Une verrière sous le ciel, Lenka Hornakova-Civade
Une verrière sous le ciel, février 2018, 18,50 €
Ecrivain(s): Lenka Hornakova-Civade Edition: Alma Editeur
Automne 1988. Paris, gare de l’Est. Ana, une jeune tchécoslovaque de 18 ans, à Paris pour une colonie de vacance organisée par le Parti communiste tchèque, décide de ne pas prendre le train du retour. En plein doute, elle erre dans Paris jusqu’au Père Lachaise. Près de la tombe de Modigliani, elle y rencontre Grofka – « elle doit être une fée, voilà ce que je pense » – qui va lui trouver un point de chute et lui faire rencontrer quelques personnes.
Au début Ana semble un peu perdue, mais c’est peut-être aussi une volonté : elle parle peu, elle écoute. Elle pense à son passé, hier à Prague, à ses parents et à leur difficile relation. Elle tente de concilier les souvenirs, ce qui lui a été inculqué dans sa jeunesse, avec l’instant présent, tout en essayant d’y lire le futur. Elle qui a des aspirations, qui a choisi de forcer son destin, confronte ses rêves et la réalité.
Petit à petit, grâce aux personnes qui l’entourent, Ana va faire l’apprentissage de la réalité, du monde, de la politique, de l’art, de la langue, de l’amour, de la vie… Elle va (ré)agir. Et (re)parler. Et se (re)trouver. Un an après son arrivée à Paris, des événements, parfois tragiques, volontaires ou non (la maladie), personnels ou à l’échelle du monde (la perspective de la chute du mur de Berlin) vont influencer les choix faits par certains personnages, et les siens. Le monde d’Ana à la fois vole en éclats mais se construit… Jusqu’à son choix final.
Une verrière sous le ciel est un roman d’apprentissage, d’initiation, sur fond d’Histoire. En posant pour Albert, sous la verrière de l’atelier du peintre, Ana se pose des questions sur l’art : « Puis-je me défaire de la manière de regarder qu’on m’a inculquée dès l’enfance ? Suis-je capable de voir la beauté, si toutefois elle existe ? ». Cette question sur l’art et sur elle-même vaut également pour les autres thèmes de ce roman : la culture, la liberté. Anna fait l’apprentissage d’une langue et d’une culture, entre Prague et Paris, la Seine et la Vltava, les contes tchèques et les poèmes d’Apollinaire. Elle s’initie à la politique, symbolisée par les fleurs : l’œillet, la rose, le muguet. C’est aussi un roman sur la liberté. La liberté qui ne va pas de soi, la liberté qu’il faut conquérir, la liberté et ses limites.

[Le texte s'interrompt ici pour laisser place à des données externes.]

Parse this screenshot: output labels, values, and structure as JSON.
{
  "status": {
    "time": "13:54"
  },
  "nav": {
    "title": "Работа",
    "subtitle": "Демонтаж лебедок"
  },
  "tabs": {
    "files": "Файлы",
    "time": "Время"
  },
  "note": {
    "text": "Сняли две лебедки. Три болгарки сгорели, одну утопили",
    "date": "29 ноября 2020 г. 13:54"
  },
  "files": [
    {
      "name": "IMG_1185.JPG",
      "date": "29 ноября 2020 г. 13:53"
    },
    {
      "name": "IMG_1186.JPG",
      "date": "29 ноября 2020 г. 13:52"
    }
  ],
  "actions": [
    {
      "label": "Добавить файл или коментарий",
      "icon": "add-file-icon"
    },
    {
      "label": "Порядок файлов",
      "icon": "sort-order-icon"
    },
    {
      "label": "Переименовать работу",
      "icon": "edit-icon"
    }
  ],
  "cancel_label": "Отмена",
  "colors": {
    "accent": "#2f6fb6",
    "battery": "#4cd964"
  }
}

Comme souvent avec les romans qui ne sont pas écrits dans la langue natale de l’auteur, le style est particulier. L’écriture est à la fois puissante et chantante, poétique et énergique. Enfin, si ce roman débute (et se poursuit) de façon « réaliste », le lecteur peut avoir le sentiment d’être parfois entraîné dans un univers qui s’apparente à celui du conte. Certains personnages sont comme les fées des contes, qui accompagnent, sous de bons ou mauvais auspices, l’héroïne. Explications : dans un chapitre « Lignes de suite » qui suit le mot « fin » du roman, l’auteure avoue que « il était une fois » est toujours le point de départ de ses romans.